Apollo Group’s Financials
For the third quarter, Apollo Group (NASDAQ:APOL) revenues of $1.24 billion fell 8% over the year but were ahead of the market’s expected revenues of $1.2 billion. EPS of $1.45 also beat the Street’s target of $1.34.
Apollo expects current year revenues to be $4.65 billion-$4.75 billion, and next year revenues are projected at $4 billion-$4.25 billion. The market was looking for revenues of $4.67 billion for this year and $4.13 billion for the year 2012.
During the quarter, University of Phoenix degreed enrollment fell 16.4% over the year to 398,400, driven by a 40.5% decrease in new degreed enrollment in the period. However, the University of Phoenix maintained the largest enrollment share with 1.86% of the market.
Apollo’s Online Expansion
Apollo introduced video content that captures the insights from influential business thinkers. The company says that this content, the Phoenix Lecture Series, was developed to enhance students’ mastery of subject areas “through a seamless and meaningful integration of technology and content.” The series uses digital info-graphics and blends content and imagery into narratives representing complex premises. The aim is to help to influence critical thinking and address social issues.
Recently, Apollo announced the acquisition of Carnegie Learning, a math curricula publisher. The deal was valued at $96.5 million. Carnegie Learnings was founded in 1998 to provide math instructions to more than 600,000 students spread across more than 3,000 schools in the country. Apollo plans to leverage Carnegie Learning’s tools for math into the curricula of Apollo’s students.
The stock is trading at $43.53 with a market capitalization of $6 billion. It touched a 52-week high of $54.23 in July this year.

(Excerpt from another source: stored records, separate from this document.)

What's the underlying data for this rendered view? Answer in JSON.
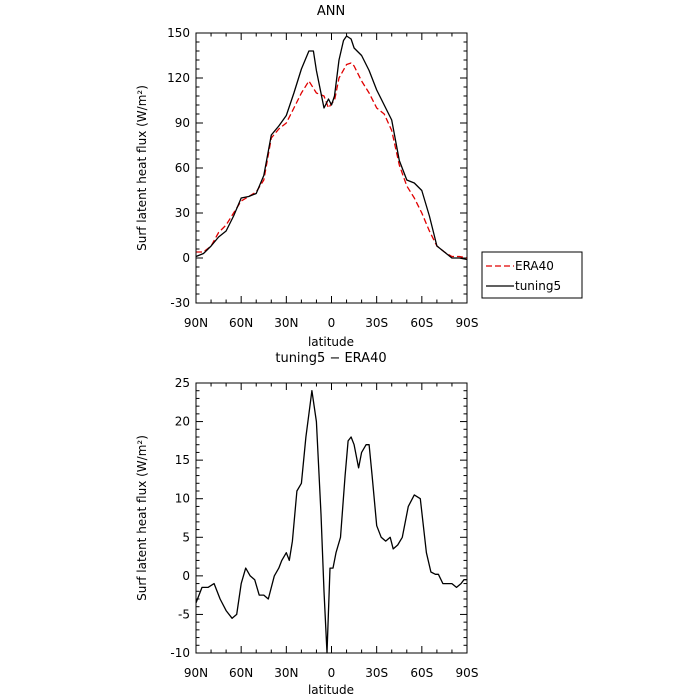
{
  "chart_data": [
    {
      "type": "line",
      "title": "ANN",
      "xlabel": "latitude",
      "ylabel": "Surf latent heat flux (W/m²)",
      "xlim": [
        90,
        -90
      ],
      "ylim": [
        -30,
        150
      ],
      "xticks": [
        {
          "value": 90,
          "label": "90N"
        },
        {
          "value": 60,
          "label": "60N"
        },
        {
          "value": 30,
          "label": "30N"
        },
        {
          "value": 0,
          "label": "0"
        },
        {
          "value": -30,
          "label": "30S"
        },
        {
          "value": -60,
          "label": "60S"
        },
        {
          "value": -90,
          "label": "90S"
        }
      ],
      "yticks": [
        -30,
        0,
        30,
        60,
        90,
        120,
        150
      ],
      "legend": {
        "position": "right",
        "entries": [
          "ERA40",
          "tuning5"
        ]
      },
      "series": [
        {
          "name": "ERA40",
          "color": "#e00000",
          "dash": "dashed",
          "x": [
            90,
            85,
            80,
            75,
            70,
            65,
            60,
            55,
            50,
            45,
            40,
            35,
            30,
            25,
            20,
            15,
            10,
            5,
            2,
            0,
            -2,
            -5,
            -10,
            -13,
            -15,
            -20,
            -25,
            -30,
            -35,
            -40,
            -45,
            -50,
            -55,
            -60,
            -65,
            -70,
            -75,
            -80,
            -85,
            -90
          ],
          "y": [
            4,
            4,
            8,
            17,
            22,
            30,
            38,
            41,
            44,
            52,
            80,
            86,
            90,
            100,
            110,
            118,
            110,
            108,
            100,
            103,
            105,
            120,
            129,
            130,
            128,
            118,
            110,
            100,
            96,
            85,
            62,
            48,
            40,
            30,
            18,
            8,
            4,
            1,
            1,
            0
          ]
        },
        {
          "name": "tuning5",
          "color": "#000000",
          "dash": "solid",
          "x": [
            90,
            85,
            80,
            75,
            70,
            65,
            60,
            55,
            50,
            45,
            40,
            35,
            30,
            25,
            20,
            15,
            12,
            10,
            5,
            2,
            0,
            -2,
            -5,
            -8,
            -10,
            -13,
            -15,
            -20,
            -25,
            -30,
            -35,
            -40,
            -45,
            -50,
            -55,
            -60,
            -65,
            -70,
            -75,
            -80,
            -85,
            -90
          ],
          "y": [
            1,
            3,
            8,
            14,
            18,
            28,
            40,
            41,
            43,
            55,
            82,
            88,
            95,
            110,
            126,
            138,
            138,
            125,
            100,
            106,
            102,
            108,
            132,
            145,
            148,
            146,
            140,
            135,
            125,
            112,
            102,
            92,
            65,
            52,
            50,
            45,
            28,
            8,
            4,
            0,
            0,
            -1
          ]
        }
      ]
    },
    {
      "type": "line",
      "title": "tuning5 − ERA40",
      "xlabel": "latitude",
      "ylabel": "Surf latent heat flux (W/m²)",
      "xlim": [
        90,
        -90
      ],
      "ylim": [
        -10,
        25
      ],
      "xticks": [
        {
          "value": 90,
          "label": "90N"
        },
        {
          "value": 60,
          "label": "60N"
        },
        {
          "value": 30,
          "label": "30N"
        },
        {
          "value": 0,
          "label": "0"
        },
        {
          "value": -30,
          "label": "30S"
        },
        {
          "value": -60,
          "label": "60S"
        },
        {
          "value": -90,
          "label": "90S"
        }
      ],
      "yticks": [
        -10,
        -5,
        0,
        5,
        10,
        15,
        20,
        25
      ],
      "series": [
        {
          "color": "#000000",
          "dash": "solid",
          "x": [
            90,
            86,
            82,
            78,
            74,
            70,
            66,
            63,
            60,
            57,
            54,
            51,
            48,
            45,
            42,
            38,
            35,
            33,
            30,
            28,
            26,
            23,
            20,
            17,
            15,
            13,
            10,
            7,
            5,
            3,
            1,
            -1,
            -3,
            -6,
            -9,
            -11,
            -13,
            -15,
            -18,
            -20,
            -23,
            -25,
            -27,
            -30,
            -33,
            -36,
            -39,
            -41,
            -44,
            -47,
            -51,
            -55,
            -59,
            -63,
            -66,
            -69,
            -71,
            -74,
            -77,
            -80,
            -83,
            -86,
            -88,
            -90
          ],
          "y": [
            -3.5,
            -1.5,
            -1.5,
            -1,
            -3,
            -4.5,
            -5.5,
            -5,
            -1,
            1,
            0,
            -0.5,
            -2.5,
            -2.5,
            -3,
            0,
            1,
            2,
            3,
            2,
            4.5,
            11,
            12,
            18,
            21,
            24,
            20,
            8,
            -2,
            -10,
            1,
            1,
            3,
            5,
            13,
            17.5,
            18,
            17,
            14,
            16,
            17,
            17,
            13,
            6.5,
            5,
            4.5,
            5,
            3.5,
            4,
            5,
            9,
            10.5,
            10,
            3,
            0.5,
            0.2,
            0.2,
            -1,
            -1,
            -1,
            -1.5,
            -1,
            -0.5,
            -0.5
          ]
        }
      ]
    }
  ]
}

The DeVry University (NYSE:DV) saw Q4 revenues increase 8% over the year to $546.8 million. EPS of $1.08 grew over the previous year’s $0.99. The market was looking for revenues of $545.7 million with earnings of $1.03 per share. They ended the year with revenues growing 14% over the year to $2.18 billion and net income rising 21% to $4.68 per share.
New undergraduate enrollments for the summer period at the University fell 25.6% to 15,566, while total undergraduate student enrollments were down 5.8% to 64,317.
DeVry’s Focus on Healthcare Training
To increase their presence in the medical and healthcare segments, DeVry recently acquired American University of the Caribbean (AUC) for $235 million. AUC is an international medical school with a campus in St. Maarten with estimated annual revenues of $50 million annually on a base of 1,000 students. Further, AUC is also among the only three Caribbean-based medical schools whose students are eligible for Title IV financial aid.
Within healthcare, DeVry is planning to offer a new bachelor’s degree in healthcare administration. To cater to the growing demand, they are also looking at opening three to five locations in fiscal 2012.
DeVry’s stock is trading at $41.86 with a market capitalization of $2.86 billion. It touched a 52-week high of $66.85 in July of this year.